With a career spanning almost six decades, John Baldessari has succeeded in reinventing and updating his practice while always maintaining the same purpose: making evident the mechanisms that allow our minds to function.

Communication, narrative and language are the primary lines of inquiry that cross through the artist’s œuvre.  His life was also marked by these concepts, in that Baldessari had two professions for many years: artist and educator.  His work would be influenced by his experience as a professor at CalArts Institute, where he considered his students as part of one big collaboration when it came time to produce his work.  For him, teaching is always a matter of communication, and in this sense the participation of the other is fundamental.  Communication and participation are keys to solve the riddles that are presented in his paintings, which the artist himself has described as conversations in which words are replaced by images.
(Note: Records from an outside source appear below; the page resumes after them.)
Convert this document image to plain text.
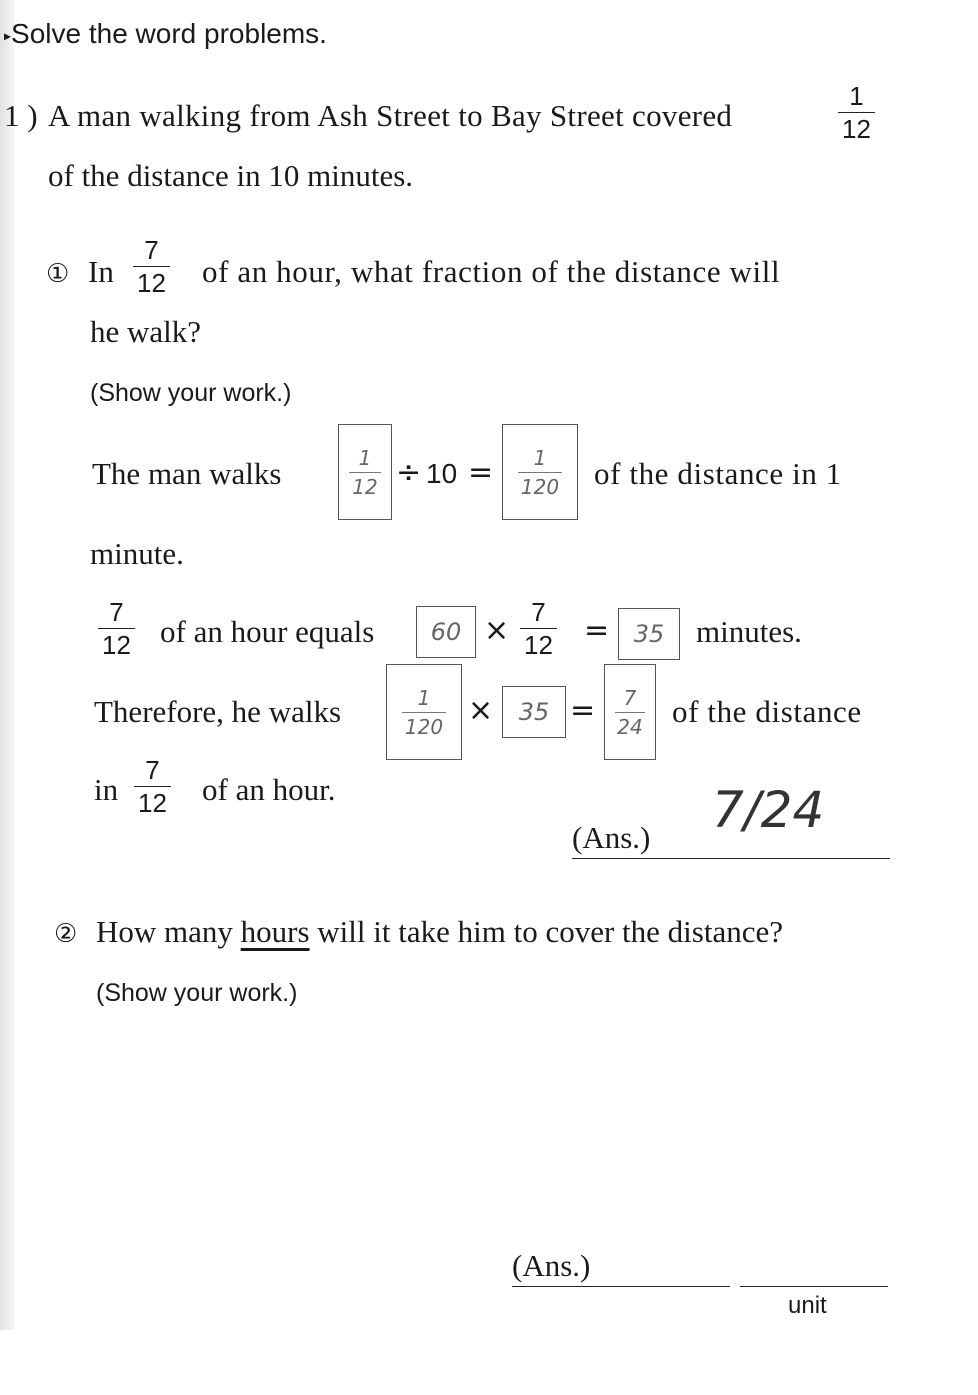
▸Solve the word problems.
1 ) A man walking from Ash Street to Bay Street covered
1
12
of the distance in 10 minutes.
① In
7
12 of an hour, what fraction of the distance will
he walk?
(Show your work.)
The man walks	1
12 ÷ 10 = 1
120 of the distance in 1
minute.
7
12 of an hour equals	60 ×
7
12 =	35	minutes.
Therefore, he walks	1
120 ×	35 = 7
24 of the distance
in
7
12 of an hour.
(Ans.) 7/24
② How many hours will it take him to cover the distance?
(Show your work.)
(Ans.)
unit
Baldessari alters linear narration; hence his persistent use of irregular formats and collage as a privileged technique.  He uses all kinds of images from film, television and the press as visual values that erase the boundaries between reality and fiction.

Large Object (Orange) in Water and Blue Moon and Two Faces: Three Figures; One Shadow are part of a body of work on which the artist has been working for over forty years.  In this work, the artist has arbitrarily superimposed an orange stain on the public pool shown in the photograph, and in the background he has drawn a blue circle that, as the title indicates, represents the moon.  These paintings are characterized by colorful circles that cover the faces of the people present in the collage.  Baldessari’s interest with this series is to learn how the mind of his public functions at the moment of interpreting them; how spectators decide to construct one story versus another, through spaces of indeterminacy.  Likewise, he is interested in understanding the selection processes that the mind effects during the interpretation of the piece, where some elements are selected and others are rejected.

In Two Faces: Three Figures; One Shadow Baldessari made a montage of different images, generating multiple connections between the different fragments that make it up: in the top part of the composition we see a mosaic of human typologies, like the catalogs of faces that the police use to identify suspects, and in the lower part a stage, in the manner of a theatre revue, whose main actor —with his face covered by a circle superimposed by the artist— projects his shadow.

Aside from the information the artist provides with his titles, there is no other hint about the meaning of his interventions into the images.  It is up to the spectator to come up with the possible scenarios proposed by the work.  In this way, Baldessari keeps identities and spaces a mystery, thereby making it clear that the transgression of contents can generate an uncertainty in the original meaning of the image.